Macron won the elections without pledging unattainable things. He won over the French voters without demagogic vows and employing populist techniques. He defeated the French political establishment, offering a coming together of politicians and citizens with left, right and centrist ideas in the name of a common goal - modernising France and improving its competitiveness.
Over the past decade, France’s gross domestic product has grown by a rate of just 1%. Only five other EU countries have higher unemployment. Due to the massive social security programmes, France has the largest government spending in the EU - in excess of 57% of GDP, compared with an EU average of 47%.
In order to boost the French economy, Macron will have to reduce the fiscal burden. The labour legislation, which considerably hinders young people’s realisation on the labour market, also needs to be overhauled. These are the types of reforms bound to meet with a strong pushback from the influential trade unions in France, as well as some left parties. Only the future will tell what kind of president Macron will be. If he is successful, the EU will be stronger.
- In March, a European diplomat described the concept for the evolution of the EU presented in EC President Jean-Claude Juncker’s White Paper as a restaurant menu from which everyone can select items to their liking, a la carte. Is this the future EU?

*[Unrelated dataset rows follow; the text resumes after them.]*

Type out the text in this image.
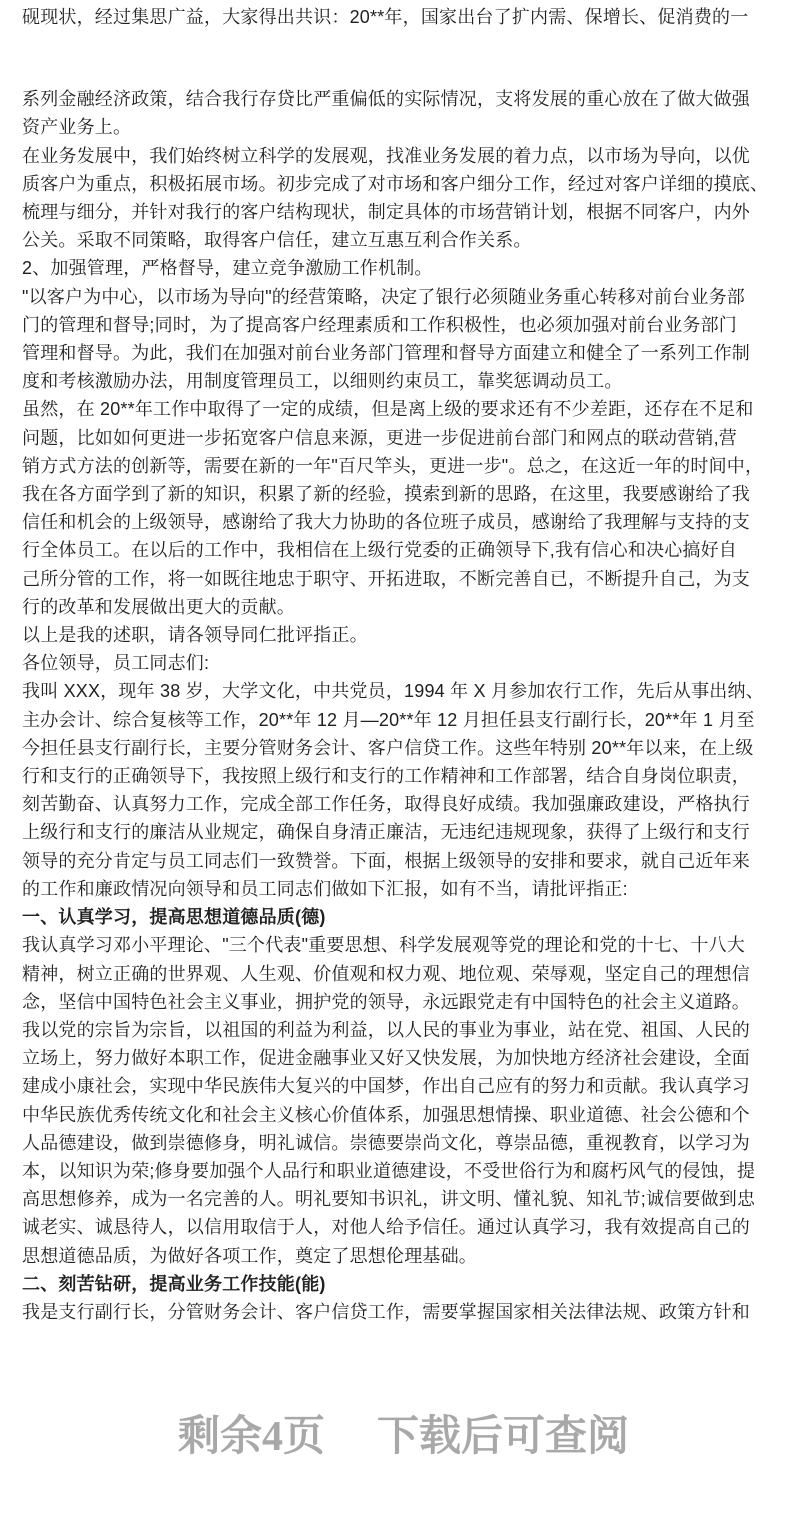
砚现状，经过集思广益，大家得出共识：20**年，国家出台了扩内需、保增长、促消费的一
系列金融经济政策，结合我行存贷比严重偏低的实际情况，支将发展的重心放在了做大做强
资产业务上。
在业务发展中，我们始终树立科学的发展观，找准业务发展的着力点，以市场为导向，以优
质客户为重点，积极拓展市场。初步完成了对市场和客户细分工作，经过对客户详细的摸底、
梳理与细分，并针对我行的客户结构现状，制定具体的市场营销计划，根据不同客户，内外
公关。采取不同策略，取得客户信任，建立互惠互利合作关系。
2、加强管理，严格督导，建立竞争激励工作机制。
"以客户为中心，以市场为导向"的经营策略，决定了银行必须随业务重心转移对前台业务部
门的管理和督导;同时，为了提高客户经理素质和工作积极性，也必须加强对前台业务部门
管理和督导。为此，我们在加强对前台业务部门管理和督导方面建立和健全了一系列工作制
度和考核激励办法，用制度管理员工，以细则约束员工，靠奖惩调动员工。
虽然，在 20**年工作中取得了一定的成绩，但是离上级的要求还有不少差距，还存在不足和
问题，比如如何更进一步拓宽客户信息来源，更进一步促进前台部门和网点的联动营销,营
销方式方法的创新等，需要在新的一年"百尺竿头，更进一步"。总之，在这近一年的时间中，
我在各方面学到了新的知识，积累了新的经验，摸索到新的思路，在这里，我要感谢给了我
信任和机会的上级领导，感谢给了我大力协助的各位班子成员，感谢给了我理解与支持的支
行全体员工。在以后的工作中，我相信在上级行党委的正确领导下,我有信心和决心搞好自
己所分管的工作，将一如既往地忠于职守、开拓进取，不断完善自已，不断提升自己，为支
行的改革和发展做出更大的贡献。
以上是我的述职，请各领导同仁批评指正。
各位领导，员工同志们:
我叫 XXX，现年 38 岁，大学文化，中共党员，1994 年 X 月参加农行工作，先后从事出纳、
主办会计、综合复核等工作，20**年 12 月—20**年 12 月担任县支行副行长，20**年 1 月至
今担任县支行副行长，主要分管财务会计、客户信贷工作。这些年特别 20**年以来，在上级
行和支行的正确领导下，我按照上级行和支行的工作精神和工作部署，结合自身岗位职责，
刻苦勤奋、认真努力工作，完成全部工作任务，取得良好成绩。我加强廉政建设，严格执行
上级行和支行的廉洁从业规定，确保自身清正廉洁，无违纪违规现象，获得了上级行和支行
领导的充分肯定与员工同志们一致赞誉。下面，根据上级领导的安排和要求，就自己近年来
的工作和廉政情况向领导和员工同志们做如下汇报，如有不当，请批评指正:
一、认真学习，提高思想道德品质(德)
我认真学习邓小平理论、"三个代表"重要思想、科学发展观等党的理论和党的十七、十八大
精神，树立正确的世界观、人生观、价值观和权力观、地位观、荣辱观，坚定自己的理想信
念，坚信中国特色社会主义事业，拥护党的领导，永远跟党走有中国特色的社会主义道路。
我以党的宗旨为宗旨，以祖国的利益为利益，以人民的事业为事业，站在党、祖国、人民的
立场上，努力做好本职工作，促进金融事业又好又快发展，为加快地方经济社会建设，全面
建成小康社会，实现中华民族伟大复兴的中国梦，作出自己应有的努力和贡献。我认真学习
中华民族优秀传统文化和社会主义核心价值体系，加强思想情操、职业道德、社会公德和个
人品德建设，做到崇德修身，明礼诚信。崇德要崇尚文化，尊崇品德，重视教育，以学习为
本，以知识为荣;修身要加强个人品行和职业道德建设，不受世俗行为和腐朽风气的侵蚀，提
高思想修养，成为一名完善的人。明礼要知书识礼，讲文明、懂礼貌、知礼节;诚信要做到忠
诚老实、诚恳待人，以信用取信于人，对他人给予信任。通过认真学习，我有效提高自己的
思想道德品质，为做好各项工作，奠定了思想伦理基础。
二、刻苦钻研，提高业务工作技能(能)
我是支行副行长，分管财务会计、客户信贷工作，需要掌握国家相关法律法规、政策方针和
剩余4页 下载后可查阅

- Jean-Claude Juncker outlined five scenarios for the future of the EU and debates on them should be concluded by the year 2019. Most likely, we will see some sort of combination between several scenarios. What is certain is that the EU’s policies and way of operating will be changed. On the one hand, the tendency towards federalisation of “the willing” will grow, and on the other, each Member State will have more freedom to make its own decisions. This will create greater opportunity for deeper integration - the scenario Those Who Want More Do More. Meanwhile, those nationalistic attitudes that led to Brexit will be assuaged.
- Will multi-speed Europe help the EU’s profile as a global player - politically and economically?
- Recently, Klaus Schwab, founder and executive Chairman of the World Economic Forum, noted that the debate on EU reforms has been focused on the emergence of a “multi-speed Europe” but that it must also take into account “multi-need Europe”. This would mean accommodating for “different speeds”, while making sure this is not to the detriment of the EU’s cohesion policy. “Multi-speed Europe” will shore up the EU’s role as a global player, as long as the differentiation within the bloc does not destroy the solidarity principle and stunt Member States’ convergence efforts. The more competitive the EU is, while staying together, the greater role it will have on the international stage.
- What does the opposition demonstrated by Poland, the Czech Republic, Hungary and Slovakia against Brussels “dictates” mean? After all, it was the European Commission that suggested the concept of “the coalition of the willing”. This spring, Merkel, Gentiloni, Rajoy and Hollande all agreed that the concept of “differentiated Europe” can save the EU from its identity crisis.
- Member States cannot enjoy the benefits of the EU and at the same time fight responsibilities that come along with EU membership and that are sometimes perceived as unwanted. The EU must find the right balance and combine the solidarity principle with the responsibility principle. By the same token, the members of the Visegrad Group need to realise that by accepting the benefits of the solidarity shown by other Member States, they agree to share the burden of responsibility.